Quelques heures de décantation ont été nécessaires après ma lecture pour pouvoir formuler mon avis sur cette lecture qui me laisse un peu perplexe. Je ne peux pas dire que je n'ai pas apprécié ma découverte de "Chien-Loup" mais je ne peux pas dire non plus que j'ai été emballée.
Je reconnais à l'auteur un vrai don de conteur, et un talent de peintre qui s'affirme dans les magnifiques descriptions des causses du Lot, un terroir aussi fascinant qu'intimidant par bien des aspects.
Le récit s'articule autour de deux dimensions temporelles et deux histoires de couple : d'un côté 1914/1915 où l'on découvre Wolfgang, dresseur de fauves allemand, et Joséphine, la veuve de guerre du médecin du bourg ; de l'autre côté, 2017 où Lise, actrice en mal de transition néorurale et Franck, producteur de cinéma, viennent s'isoler dans les collines le temps d'un été caniculaire.
Le roman commence par un contraste important : d'un côté, le chaos du tocsin, des animaux sauvages, de la résonnance de la mitraille sur le front ; de l'autre, la quiétude d'une location noyée dans un calme seulement troublé par le chant des grillons et par le vent dans les branches.

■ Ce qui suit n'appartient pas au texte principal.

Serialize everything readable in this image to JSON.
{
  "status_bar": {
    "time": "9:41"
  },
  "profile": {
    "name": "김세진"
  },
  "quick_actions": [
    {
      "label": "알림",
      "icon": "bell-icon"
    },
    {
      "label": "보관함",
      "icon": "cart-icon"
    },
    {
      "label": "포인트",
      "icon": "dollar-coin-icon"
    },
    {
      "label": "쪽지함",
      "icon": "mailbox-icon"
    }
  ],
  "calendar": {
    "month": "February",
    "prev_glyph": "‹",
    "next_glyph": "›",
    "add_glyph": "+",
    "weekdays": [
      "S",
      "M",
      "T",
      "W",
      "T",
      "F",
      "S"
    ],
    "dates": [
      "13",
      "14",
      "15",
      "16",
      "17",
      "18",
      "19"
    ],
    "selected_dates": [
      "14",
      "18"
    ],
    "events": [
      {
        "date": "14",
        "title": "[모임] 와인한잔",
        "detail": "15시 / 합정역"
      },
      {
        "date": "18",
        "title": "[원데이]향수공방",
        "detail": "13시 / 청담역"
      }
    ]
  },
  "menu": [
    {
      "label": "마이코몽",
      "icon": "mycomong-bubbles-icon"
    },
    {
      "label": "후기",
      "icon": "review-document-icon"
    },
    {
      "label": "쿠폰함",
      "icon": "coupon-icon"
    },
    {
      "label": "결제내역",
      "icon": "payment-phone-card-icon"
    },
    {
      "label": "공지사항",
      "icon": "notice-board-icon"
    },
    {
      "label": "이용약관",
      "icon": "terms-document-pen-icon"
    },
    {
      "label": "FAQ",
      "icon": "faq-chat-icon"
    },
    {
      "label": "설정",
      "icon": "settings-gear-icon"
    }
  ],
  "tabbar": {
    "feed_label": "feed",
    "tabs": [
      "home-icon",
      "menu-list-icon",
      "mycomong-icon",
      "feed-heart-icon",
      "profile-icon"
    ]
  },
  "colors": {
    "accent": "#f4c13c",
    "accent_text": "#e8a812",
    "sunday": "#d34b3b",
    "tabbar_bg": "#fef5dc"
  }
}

Le roman offre une double narration originale, basée sur l'incongruité de trouver dans ce coin perdu du Lot un dompteur pris par surprise par la déclaration de guerre, en charge de huit fauves en captivité, et cent ans plus tard, l'incongruité de voir deux Parisiens coupés de tout confort et de toute "civilisation". Le lien entre les deux, ce sont les animaux sauvages qui ont peuplé ou qui peuplent toujours ce coin oublié de tous.
C'est audacieux de la part de Serge Joncour d'embarquer son lecteur dans ce méandre tour à tour solaire et hostile, disséminant quelques indices au fil des pages comme pour mieux l'appâter et l'apprivoiser. L'action prend son temps pour venir et ira crescendo vers un final que j'ai trouvé un peu abrupt. Mais reste la poésie du verbe et le dépaysement de l'instant.